Le sac à dos Nouvel accessoire mode

Par Claire Byache, le 20 septembre 2013

Des sentiers de rando aux trottoirs de Paris, le sac à dos parade désormais chez les créateurs très branchés. Plus besoin d’être ado ni sportif : la couture s’en est emparée, et ça nous plaît.

Le sac à dos, l’air de rien, est passé du GR20 aux défilés parisiens. Réputé laid, tout sauf branché, plutôt pataud, criard ou blafard, jamais chic, ni hip, et encore moins hourra. Mais voilà qu’il pavane désormais au rang des élèves bien informés, à portée de mains de ceux qui - sûrs de leur longueur d’avance et de leur goût - osent toujours (ou presque) utiliser la mode comme une arme de précision. 
« Le sac à dos, élément phare de l’équipement sportif, est devenu accessoire de mode », précise Mariette Darrigrand, sémiologue à la tête du cabinet Des faits et des gestes (desfaitsetdesgestes.fr). « C’est le résultat de l’anoblissement des pratiques sportives de plein air et le signe, surtout, que la mode sait parfaitement rendre joliment utile ce qui est inutile. » Comprendre : « Le luxe permet de faire oublier la fonction au profit de la beauté ». En effet, si le sac à dos s’était contenté de quitter, par exemple, la toile pour le cuir, la déferlante n’aurait pas été la même. Mais sa métamorphose est bel et bien totale. Cette automne, il est élevé au rang d’accessoire hautement désirable : couture, beau, conçu dans une matière noble (chez Lanvin et Louis Vuitton), et utile à tout sauf au transport des godillots. « Les grandes griffes l’ont détourné de sa fonction.

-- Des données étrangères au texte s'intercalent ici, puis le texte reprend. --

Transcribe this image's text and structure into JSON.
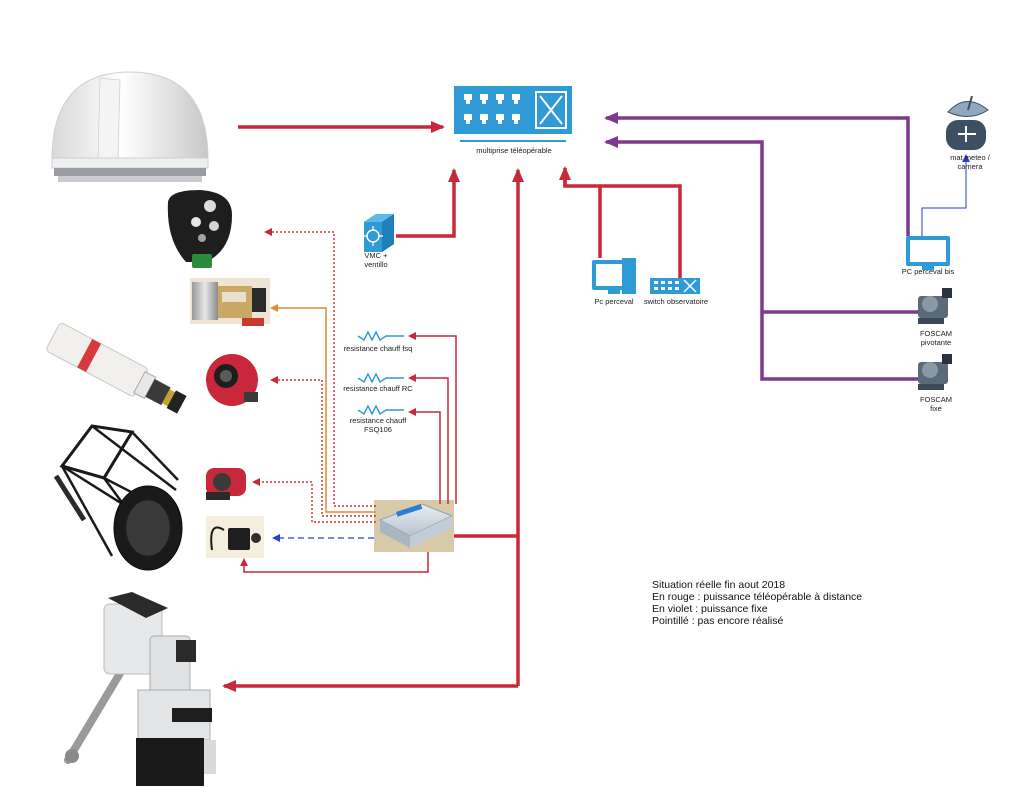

Sa valeur esthétique a pris le dessus, il est – et c’est bien ce que savent faire la mode et le luxe aujourd’hui – devenu parure », ajoute Mariette Darrigrand. Maître du genre ? Kenzo avec son modèle proche, dixit Mariette, d’un « bijou de dos ». Trois poches principales. Une pour le smartphone, une pour le ChocoBN, une pour la cagoule. Ben oui. C’est la rentrée.